Das Odeon des Herodes Attikus
Der südliche Abhang der Akropolis ist hauptsächlich der dramatischen Kunst gewidmet.

Herodes Attikus


Nach dem Odeon des Perikles und dem Odeon des Pausanias war es das dritte Gebäude mit dem Namen Odeon in Athen.
Herodes Attikus, der unendlich reiche Bankier und Freund des Kaisers Hadrian, liess das 5000 Sitze
enthaltende Theater aus dem Felsen hauen (161.n.Ch.), zum Gedächtnis seiner Gattin Regilla.
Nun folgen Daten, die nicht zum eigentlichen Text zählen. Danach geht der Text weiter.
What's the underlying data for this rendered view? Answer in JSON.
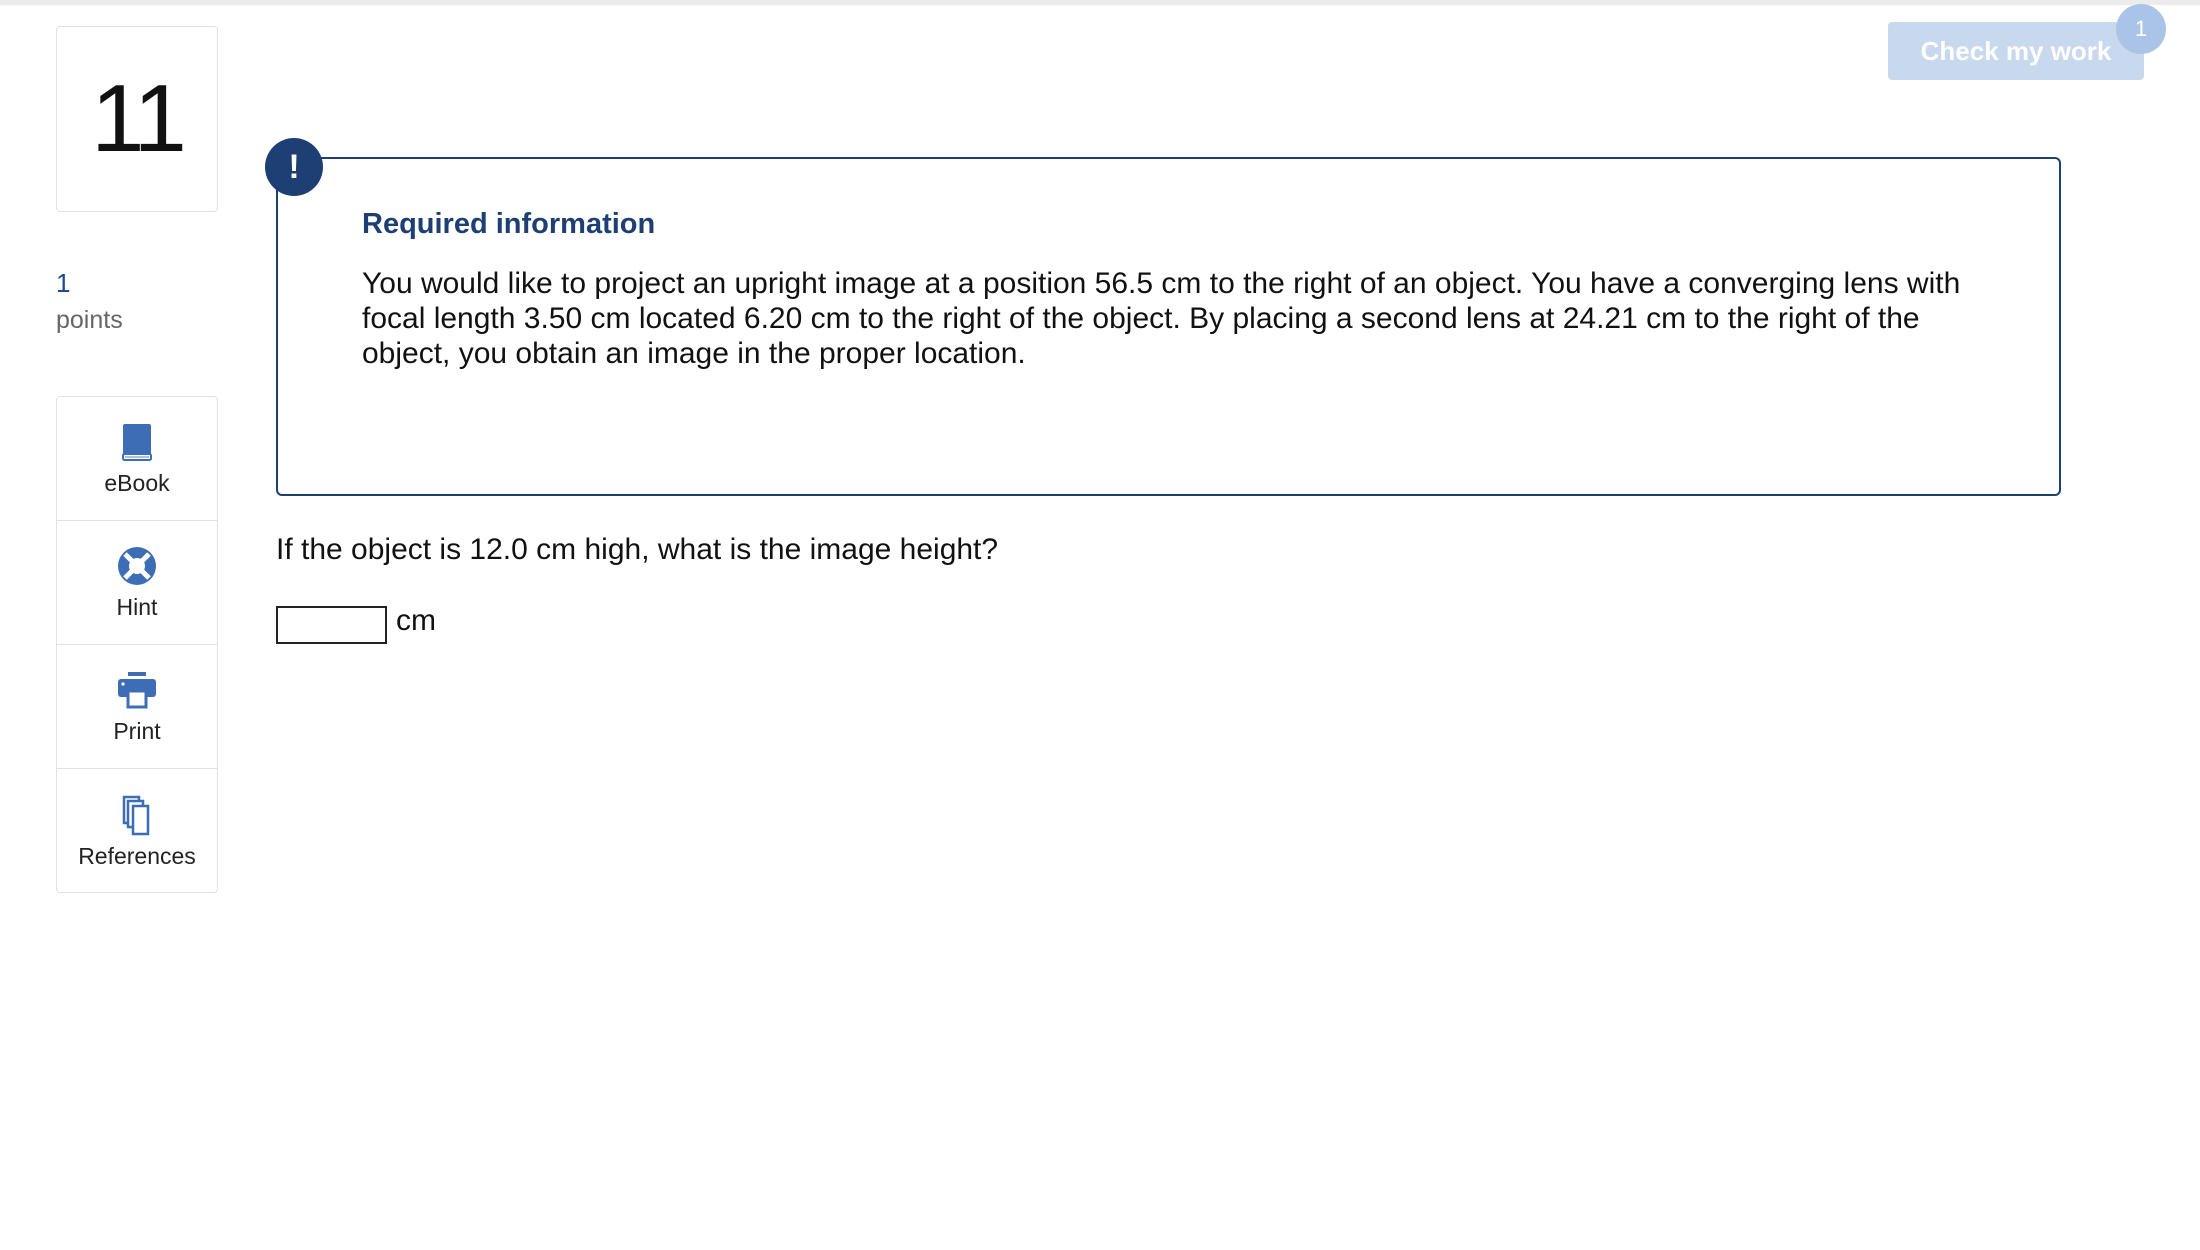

Fachmännisch restauriert, ist es ein prachtvoller Rahmen für die jährlichen Sommerfestspiele in Athen.
Die Kolonnade war die Spende eines früheren Wohltäters, des Königs Eumenes von Pergamon.
Ursprünglich als ein gedeckter Wandel-Gang für Philosophen gedacht, wurde sie später mit dem
Odeon verbunden und als Foyer verwendet.

In der Neuzeit war das Odeon trotz anderer vergleichbarer Theater (wie etwa das Theater auf dem Lykavittos) lange Zeit der beliebteste Veranstaltungsort. Hier traten u. a. Maria Callas und Mikis Theodorakis auf. Nana Mouskourigab hier nach 20 Jahren im Exil wieder ihr erstes Konzert, Yanni nahm hier sein Album Yanni Live at the Acropolis auf. Mittlerweile hat das Theater seine Rolle als wichtigste Bühne an den akustisch besseren „Saal der Musikfreunde“ im Megaro Mousikis abgegeben, wird aber im Sommer weiterhin vorgezogen, zumal es baulich offen ist.